Another winapi compatibility function I touched was GetObject. It returns a description for the given GDI object. I've extended it to return correct TLogPen if a pen was created by CreatePenIndirect and TExtLogPen if a pen was created by ExtCreatePen.

Next I touched the TPen class itself. I've added TPenEndCap, TPenJoinStlye enumerations and TPen.EndCap, TPen.JoinStyle properties. Also I've added TPen.Cosmetic property since TPen.Width cannot be less than 1 (in other case I would use Pen.Width = 0 as cosmetic). So if you set TPen.Width = 1 and TPen.Cosmetic = True - you'll get your cosmetic pen (this is set by default for newly created pens). In all other cases pens are geometric. Pen is always geometric if Pen.Width > 1 even if Pen.Cosmetic = True. I've also added TPen.SetPattern method to set user defined patterns. If Pen.Style = psPattern lines will be drawn with dashes defined in the pattern array (first number means dash length, second space length and so forth).

3. Limitations

As I wrote before, Carbon does not support cosmetic pens and Gtk has its own point of view about Flat end caps :) But is this all you need to keep in mind?

When I wrote my test application and launched it on Mac OS X I've found that anti aliasing is not always a good friend :) My dashes were invisible and the pen looked almost solid for all styles when its width was equal to one. To eliminate this defects I've added TCanvas.Antialiasing property and now we can control it (only on Carbon and Qt though).

4. Conclusion

Almost all pen capabilities you can find in different libraries are now present in the LCL TPen class. If you missed ExtCreatePen or GetObject winapi functions - you can use them now too. If you don't understand something or just need more info then read msdn (ExtCreatePen), Qt help (QPen class reference) and Gtk reference manual (Graphics Contexts). If you want to look at TPen extensions yourself then launch our "Pen and Brush" example (I was inspired by a Qt Basic Drawing example when wrote it).

8 comments:

AndyK said...

Paul,
We are looking for help connecting to a MS SQL Server database from Lazarus running on Linux (using Zeos). Do you know anyone who could help us?
Thank you, Andy

Felipe Monteiro de Carvalho said...

Better ask this in the mailling list.

Vladimir Srednikh said...

By the way:
invisible pen can be helpful, when it need hide it for a while.
And then show it up without re-creating that same object

Graeme Geldenhuys said...

[quote]And gtk does not support flat end caps for geometric pens (a similar style exists - GDK_CAP_NOT_LAST but it behaves as GDK_BUTT for geometric pens).[/quote]

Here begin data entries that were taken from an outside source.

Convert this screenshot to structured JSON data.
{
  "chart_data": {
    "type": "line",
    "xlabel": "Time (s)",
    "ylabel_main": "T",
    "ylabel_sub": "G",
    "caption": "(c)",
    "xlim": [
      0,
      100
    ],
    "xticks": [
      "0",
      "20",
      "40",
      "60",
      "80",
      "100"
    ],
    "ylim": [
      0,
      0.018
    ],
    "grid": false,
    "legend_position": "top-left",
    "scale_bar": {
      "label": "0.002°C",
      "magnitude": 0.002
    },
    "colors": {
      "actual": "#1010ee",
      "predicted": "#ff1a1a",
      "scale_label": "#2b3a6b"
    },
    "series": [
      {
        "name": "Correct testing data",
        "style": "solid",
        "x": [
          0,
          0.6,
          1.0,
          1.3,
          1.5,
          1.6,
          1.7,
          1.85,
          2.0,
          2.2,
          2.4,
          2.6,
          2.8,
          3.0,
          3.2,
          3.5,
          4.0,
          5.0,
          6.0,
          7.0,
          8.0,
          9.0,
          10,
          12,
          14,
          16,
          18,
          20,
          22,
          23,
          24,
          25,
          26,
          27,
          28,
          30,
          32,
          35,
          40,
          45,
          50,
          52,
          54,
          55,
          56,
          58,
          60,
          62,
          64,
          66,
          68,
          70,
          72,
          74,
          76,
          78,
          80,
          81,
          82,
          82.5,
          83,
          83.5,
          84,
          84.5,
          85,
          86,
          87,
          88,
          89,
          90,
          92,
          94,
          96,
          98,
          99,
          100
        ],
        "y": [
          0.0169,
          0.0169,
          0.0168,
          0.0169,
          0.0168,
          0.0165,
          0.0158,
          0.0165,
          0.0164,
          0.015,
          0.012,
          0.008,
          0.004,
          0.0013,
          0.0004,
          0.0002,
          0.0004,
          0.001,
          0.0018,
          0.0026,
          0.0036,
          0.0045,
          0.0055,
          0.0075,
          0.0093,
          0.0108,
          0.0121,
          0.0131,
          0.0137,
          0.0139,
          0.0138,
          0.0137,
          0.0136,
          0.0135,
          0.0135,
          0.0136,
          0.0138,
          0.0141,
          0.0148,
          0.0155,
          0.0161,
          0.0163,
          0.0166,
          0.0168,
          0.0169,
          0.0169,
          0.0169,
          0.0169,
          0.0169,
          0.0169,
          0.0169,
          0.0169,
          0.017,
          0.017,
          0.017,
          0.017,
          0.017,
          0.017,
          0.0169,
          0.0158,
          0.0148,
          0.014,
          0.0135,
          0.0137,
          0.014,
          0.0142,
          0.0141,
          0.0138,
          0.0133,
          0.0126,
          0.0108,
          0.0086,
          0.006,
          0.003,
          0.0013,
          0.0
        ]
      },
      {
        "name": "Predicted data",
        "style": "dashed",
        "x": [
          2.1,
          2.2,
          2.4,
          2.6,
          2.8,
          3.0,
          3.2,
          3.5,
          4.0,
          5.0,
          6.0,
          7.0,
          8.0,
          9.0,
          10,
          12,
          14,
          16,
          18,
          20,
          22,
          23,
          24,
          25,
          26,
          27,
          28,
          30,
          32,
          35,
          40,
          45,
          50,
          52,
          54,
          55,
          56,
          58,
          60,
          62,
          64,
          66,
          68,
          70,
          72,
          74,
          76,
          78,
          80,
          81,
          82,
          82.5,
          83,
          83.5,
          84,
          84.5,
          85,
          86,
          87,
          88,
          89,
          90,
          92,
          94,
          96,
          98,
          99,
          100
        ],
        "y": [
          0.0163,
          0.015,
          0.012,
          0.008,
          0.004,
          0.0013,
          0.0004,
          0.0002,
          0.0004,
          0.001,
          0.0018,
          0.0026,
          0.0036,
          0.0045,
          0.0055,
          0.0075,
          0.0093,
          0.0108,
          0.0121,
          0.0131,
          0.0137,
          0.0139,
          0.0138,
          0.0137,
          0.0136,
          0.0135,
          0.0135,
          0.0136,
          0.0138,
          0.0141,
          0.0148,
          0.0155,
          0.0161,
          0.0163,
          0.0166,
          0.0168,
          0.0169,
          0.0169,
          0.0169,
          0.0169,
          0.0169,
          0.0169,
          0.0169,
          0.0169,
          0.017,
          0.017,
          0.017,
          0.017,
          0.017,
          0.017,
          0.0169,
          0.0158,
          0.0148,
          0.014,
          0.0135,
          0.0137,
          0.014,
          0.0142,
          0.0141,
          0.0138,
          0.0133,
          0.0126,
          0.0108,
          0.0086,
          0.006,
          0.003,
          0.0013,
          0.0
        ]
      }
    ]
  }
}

The sad thing is that GDK uses cairo or XLib directly. Not sue which or when. Anyway XLib supports flat end caps just fine and a few other types (I use it in fpGUI), so clearly it's missing feature (or bug) in GDK and should be reported as such.

Rave said...

And when will be possible installing components without recompiling Lazarus?

Paul Ishenin said...

Rave, when FPC will support dynamic packages.

Mike said...

Thanks PAUL !! It is very well written article. While reading, I observed how briefly you explained everything either we talked about Pen's type (cosmetic and geometric) or pattern/color. All described fantastically.